The undersigned have seen the numbers of The Lowell Offering already issued. Believing the work calculated to do good, and understanding that it is to be permanently established by means of a subscription list, we take pleasure in recommending it to the patronage of the public generally, and to persons connected with the manufacturing establishment especially.

Those of your readers who have memories of the Lowell of thirty years ago, will observe that the names of all (or nearly all) the superintendents of the corporations are in this list, and that it includes a liberal representation of other dignitaries in the city, excepting only the clergy. One of these is indeed in the record; but he shortly afterward wished to have his signature cancelled, for the reason that he had placed it there without due consideration! Whereupon Mr. Case, who passed the paper around, gave indefinite time for consideration to all of the rest of the clergy, each having the benefit of a doubt to begin with. I must not, however, fail to mention that the Rev. Henry A. Miles, of the Unitarian Church, was steadfastly a friend of The Offering from first to last.

I have thus endeavored to answer your inquiries, and will add a few incidents.

In January, 1842, Samuel Lawrence introduced me to Charles Dickens, who was at that time on a tour of inspection in Lowell. In a brief interview, I gave him assurance that all the articles in The Offering were written by the class known as factory-girls. I afterward sent him a bound copy of the first volume, new series, which he noticed at some length in “American Notes for General Circulation,” the following being an extract:—

“They have got up among themselves a periodical called The Lowell Offering ... whereof I brought away from Lowell four hundred good solid pages, which I have read from beginning to end.... Of the merits of The Lowell Offering as a literary production, I will only observe, putting entirely out of sight the fact of the articles having been written by these girls after the arduous labors of the day, that it will compare advantageously with a great many English annuals.”

A volume entitled “Mind among the Spindles,” being a selection from The Offering, was published in England under the auspices, I believe, of Harriet Martineau. She, at all events, was the prompter of a fine review in The London Athenæum.

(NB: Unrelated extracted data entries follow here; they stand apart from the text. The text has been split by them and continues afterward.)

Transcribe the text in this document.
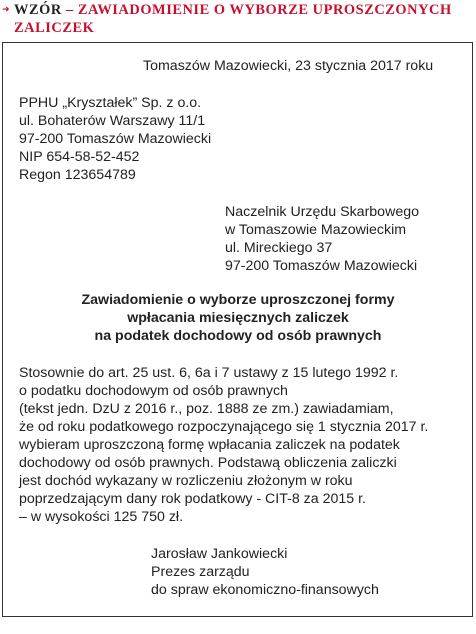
➜ WZÓR – ZAWIADOMIENIE O WYBORZE UPROSZCZONYCH
ZALICZEK
Tomaszów Mazowiecki, 23 stycznia 2017 roku
PPHU „Kryształek” Sp. z o.o.
ul. Bohaterów Warszawy 11/1
97-200 Tomaszów Mazowiecki
NIP 654-58-52-452
Regon 123654789
Naczelnik Urzędu Skarbowego
w Tomaszowie Mazowieckim
ul. Mireckiego 37
97-200 Tomaszów Mazowiecki
Zawiadomienie o wyborze uproszczonej formy
wpłacania miesięcznych zaliczek
na podatek dochodowy od osób prawnych
Stosownie do art. 25 ust. 6, 6a i 7 ustawy z 15 lutego 1992 r.
o podatku dochodowym od osób prawnych
(tekst jedn. DzU z 2016 r., poz. 1888 ze zm.) zawiadamiam,
że od roku podatkowego rozpoczynającego się 1 stycznia 2017 r.
wybieram uproszczoną formę wpłacania zaliczek na podatek
dochodowy od osób prawnych. Podstawą obliczenia zaliczki
jest dochód wykazany w rozliczeniu złożonym w roku
poprzedzającym dany rok podatkowy - CIT-8 za 2015 r.
– w wysokości 125 750 zł.
Jarosław Jankowiecki
Prezes zarządu
do spraw ekonomiczno-finansowych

This was early in 1843. The compliment was acknowledged by the present of an elegantly bound copy of the first and second volumes of the new series, with the inscription:—

“HARRIET MARTINEAU,
FROM
Harriet Farley, Harriot Curtis, and Harriet Lees.”

The distinguished authoress said in reply: “It is welcome as a token of kindness and for its own value, and above all as a proof of sympathy between you and me, in regard to that great subject, the true honor and interests of our sex.” She might truly have claimed, in addition, not only that The Offering was the first work written entirely by factory-girls, but the first magazine or journal written exclusively by women, in all the world.

My administration as editor and publisher ceased with the close of the second volume, the numbers of which, as ‘copy’ was abundant, having been pushed to completion in advance of regular monthly issues.